On the App Store we put a quote from one of our Take Two customers, so this IS his language.
Anyway I would really appreciate your wise advice.
Thank you for your wonderful generosity. xx
Here is a link to the US App Store
https://itunes.apple.com/us/app/take-two/id1290896192?mt=8
Jenny Shih says
I’ll start by saying that I am not an expert on apps nor an avid app buyer 🙂
That said, when I clicked to your app, my first thought was, “What is this and why would I need it? Next!” Meaning, there was nothing about the initial screen that caught my attention or got me curious.
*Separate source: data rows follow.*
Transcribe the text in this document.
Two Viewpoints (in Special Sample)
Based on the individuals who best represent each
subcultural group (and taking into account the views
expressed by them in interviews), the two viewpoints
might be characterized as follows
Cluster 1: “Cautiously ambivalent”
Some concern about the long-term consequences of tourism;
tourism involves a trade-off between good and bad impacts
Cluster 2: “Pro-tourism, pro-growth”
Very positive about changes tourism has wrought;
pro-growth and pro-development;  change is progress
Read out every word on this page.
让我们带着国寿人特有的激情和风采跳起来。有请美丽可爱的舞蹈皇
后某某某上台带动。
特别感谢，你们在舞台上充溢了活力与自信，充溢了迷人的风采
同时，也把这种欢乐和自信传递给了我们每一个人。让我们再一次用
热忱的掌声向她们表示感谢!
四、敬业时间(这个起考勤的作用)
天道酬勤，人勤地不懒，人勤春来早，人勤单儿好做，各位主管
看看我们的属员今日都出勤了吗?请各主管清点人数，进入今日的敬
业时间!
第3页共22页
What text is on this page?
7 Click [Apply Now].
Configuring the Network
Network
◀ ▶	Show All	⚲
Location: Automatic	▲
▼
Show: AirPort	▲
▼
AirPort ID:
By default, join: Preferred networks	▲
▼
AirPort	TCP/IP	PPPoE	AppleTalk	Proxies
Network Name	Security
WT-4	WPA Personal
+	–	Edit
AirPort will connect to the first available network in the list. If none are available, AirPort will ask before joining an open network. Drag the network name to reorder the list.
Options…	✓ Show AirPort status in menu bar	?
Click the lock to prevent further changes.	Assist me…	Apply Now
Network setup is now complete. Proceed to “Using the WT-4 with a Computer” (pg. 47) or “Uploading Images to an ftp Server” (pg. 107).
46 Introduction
Then I got curious what other apps do, because this reaction could purely be because I am not someone who thinks about buying apps at all. So I poked around the App store and found this app: https://itunes.apple.com/us/app/out-of-milk-shopping-list/id564974992?mt=8
What was interesting about it was on the very first screen, it had a quick video telling me what the app did and why I needed it. I was intrigued by what they did and thought it was really smart. They did their part to tell the user why they need this app and how it would help them. Plus the description was really clear and easy to understand. With yours, not so much.
You asked for feedback, so I was brutally honest here. I hope that was what you were looking for and hope this helps you with the next iteration of your marketing on the App store!
Annette Phillips says
Hi Jenny
This is exactly the feedback I need to hear. This kind of honest feedback is the best. I don’t find it brutal at all. I find it enormously helpful, specific and delivered with a kind heart. I am very grateful for your considered response.
We have a user demonstration on our webpage http://www.taketwoapp.com.au/
If you get a chance to check the HOW IT WORKS part I would appreciate your sage advice.
Thanks
Jenny Shih says
Hi Annette! So glad it helped! I wish I had endless time to help everyone with their copy, but my limited time has to mostly go to my clients. I’d suggest asking as many people-on-the-steet as you can for feedback on your video and your app. That’s the kind of input that helps us clarify our messaging for our target clients and spread the word about what we do. Keep up the question-asking and action-taking!